- Occupations: Television presenter, radio host, health advocate

= Abigail Ashley =

Ghanaian television presenter and radio host

Abigail Ashley is a Ghanaian television presenter, radio host, health advocate and the project leader for Behind My Smiles Foundation - a non-governmental organization (NGO) focusing on kidney health. She is also the author of the book "A Decade of My Life" Behind My Smiles.

== Education ==
Ashley attended the GH Fashion School in Accra.

== Career ==
Ashley is the presenter and host for "My Health, My Life" on United Television Ghana. She is also the host of Mo Ho Y3 on Okay FM.

=== Discography ===

- Aseda Ndwom featuring TMI

== Personal life ==
In August 2007, she was diagnosed and survived chronic kidney disease stage after being given 5 years to live. She underwent a surgery for a kidney transplant.

== Awards and nomination ==
In 2016, 2017 and 2018, she was awarded at the Health Legends' Awards

In 2017 she was nominated for "50 Young Most Influential people in Ghana".

In November 2019, she was honored at the 9th Edition of the 3G Awards in Bronx in New York in the USA. She was awarded for her contributions towards individuals and her campaigns on living healthy lives.

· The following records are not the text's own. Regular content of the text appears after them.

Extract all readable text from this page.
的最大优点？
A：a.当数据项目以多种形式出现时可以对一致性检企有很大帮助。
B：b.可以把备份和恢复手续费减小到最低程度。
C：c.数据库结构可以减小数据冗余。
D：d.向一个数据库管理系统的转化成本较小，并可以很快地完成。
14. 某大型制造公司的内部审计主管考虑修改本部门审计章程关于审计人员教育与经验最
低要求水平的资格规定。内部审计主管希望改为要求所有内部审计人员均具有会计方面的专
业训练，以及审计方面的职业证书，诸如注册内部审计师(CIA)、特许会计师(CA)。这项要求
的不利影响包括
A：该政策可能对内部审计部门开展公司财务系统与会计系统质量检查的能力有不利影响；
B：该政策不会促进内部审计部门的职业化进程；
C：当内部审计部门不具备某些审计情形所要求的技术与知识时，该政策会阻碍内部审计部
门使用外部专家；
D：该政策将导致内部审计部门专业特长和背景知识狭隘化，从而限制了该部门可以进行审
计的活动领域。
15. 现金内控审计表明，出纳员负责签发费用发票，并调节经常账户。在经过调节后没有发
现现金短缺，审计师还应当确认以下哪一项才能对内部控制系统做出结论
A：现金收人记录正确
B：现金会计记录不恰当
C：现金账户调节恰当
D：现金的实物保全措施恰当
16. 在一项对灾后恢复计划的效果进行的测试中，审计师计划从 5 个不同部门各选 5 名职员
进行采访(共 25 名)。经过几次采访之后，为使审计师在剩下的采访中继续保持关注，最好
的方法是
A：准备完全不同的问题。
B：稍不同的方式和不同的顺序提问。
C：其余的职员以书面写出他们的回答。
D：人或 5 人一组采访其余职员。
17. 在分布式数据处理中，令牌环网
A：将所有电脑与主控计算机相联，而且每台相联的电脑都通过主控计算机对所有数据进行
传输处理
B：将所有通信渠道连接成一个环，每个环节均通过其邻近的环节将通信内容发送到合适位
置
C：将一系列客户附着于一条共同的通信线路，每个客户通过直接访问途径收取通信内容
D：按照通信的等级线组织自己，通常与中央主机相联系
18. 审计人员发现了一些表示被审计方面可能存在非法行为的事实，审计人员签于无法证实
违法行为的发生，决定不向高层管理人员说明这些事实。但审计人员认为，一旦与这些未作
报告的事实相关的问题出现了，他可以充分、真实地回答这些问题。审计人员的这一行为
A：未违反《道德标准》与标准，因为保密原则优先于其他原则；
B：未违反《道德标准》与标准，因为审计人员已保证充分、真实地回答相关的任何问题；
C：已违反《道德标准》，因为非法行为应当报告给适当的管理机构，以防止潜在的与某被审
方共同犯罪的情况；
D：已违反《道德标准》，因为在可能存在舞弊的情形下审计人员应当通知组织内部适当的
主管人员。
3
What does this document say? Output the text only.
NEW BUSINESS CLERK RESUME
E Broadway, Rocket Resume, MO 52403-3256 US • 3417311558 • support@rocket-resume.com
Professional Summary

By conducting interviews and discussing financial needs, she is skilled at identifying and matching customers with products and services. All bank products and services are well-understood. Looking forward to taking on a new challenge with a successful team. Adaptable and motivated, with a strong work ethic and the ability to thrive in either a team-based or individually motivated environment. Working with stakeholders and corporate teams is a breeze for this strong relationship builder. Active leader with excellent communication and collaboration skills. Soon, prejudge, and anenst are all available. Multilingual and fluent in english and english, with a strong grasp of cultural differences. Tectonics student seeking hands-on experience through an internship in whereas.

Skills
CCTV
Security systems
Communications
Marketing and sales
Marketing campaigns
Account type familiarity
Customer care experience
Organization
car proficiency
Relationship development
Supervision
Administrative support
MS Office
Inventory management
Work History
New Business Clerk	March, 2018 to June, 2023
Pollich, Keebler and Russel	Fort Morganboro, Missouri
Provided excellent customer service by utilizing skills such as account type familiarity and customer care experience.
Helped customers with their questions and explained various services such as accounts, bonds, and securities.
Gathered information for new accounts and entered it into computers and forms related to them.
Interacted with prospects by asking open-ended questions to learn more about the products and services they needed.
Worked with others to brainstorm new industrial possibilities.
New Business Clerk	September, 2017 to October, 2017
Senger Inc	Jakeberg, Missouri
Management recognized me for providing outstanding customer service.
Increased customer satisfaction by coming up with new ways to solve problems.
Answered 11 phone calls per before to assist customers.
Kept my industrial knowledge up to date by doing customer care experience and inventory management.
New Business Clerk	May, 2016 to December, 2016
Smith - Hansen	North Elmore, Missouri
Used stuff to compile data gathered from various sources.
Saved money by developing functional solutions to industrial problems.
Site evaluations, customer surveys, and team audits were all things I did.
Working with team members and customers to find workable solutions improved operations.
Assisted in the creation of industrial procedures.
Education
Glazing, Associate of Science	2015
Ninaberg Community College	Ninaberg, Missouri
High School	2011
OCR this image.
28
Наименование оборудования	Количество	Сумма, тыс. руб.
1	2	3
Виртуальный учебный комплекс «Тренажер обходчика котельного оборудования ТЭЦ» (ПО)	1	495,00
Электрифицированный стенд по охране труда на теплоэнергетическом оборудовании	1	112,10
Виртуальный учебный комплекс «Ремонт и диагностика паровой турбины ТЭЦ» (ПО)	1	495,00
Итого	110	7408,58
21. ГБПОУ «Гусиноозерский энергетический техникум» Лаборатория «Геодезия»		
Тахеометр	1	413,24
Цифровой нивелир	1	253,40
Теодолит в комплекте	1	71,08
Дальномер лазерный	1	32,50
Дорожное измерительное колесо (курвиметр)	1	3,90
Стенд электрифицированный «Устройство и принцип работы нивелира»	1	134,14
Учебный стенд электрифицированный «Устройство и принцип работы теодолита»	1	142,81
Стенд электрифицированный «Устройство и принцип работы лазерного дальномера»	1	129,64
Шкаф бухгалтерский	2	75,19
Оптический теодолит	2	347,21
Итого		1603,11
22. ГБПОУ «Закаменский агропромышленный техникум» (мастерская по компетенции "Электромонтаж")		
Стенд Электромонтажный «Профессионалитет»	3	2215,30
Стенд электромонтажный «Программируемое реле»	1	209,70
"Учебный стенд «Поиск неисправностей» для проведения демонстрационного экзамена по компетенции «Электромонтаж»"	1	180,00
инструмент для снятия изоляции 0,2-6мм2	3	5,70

In 2020, she was honored with the Social Media Health Advocate of the Year award in recognition for using social media to promote health care and healthy lifestyle.

In July 2023, she won four awards at the GH Fashion School in Accra. The awards were Best Student in Fashion Business, Best Student in Machinery, Most Promising Fashion Student, and Best Student in Garment Construction.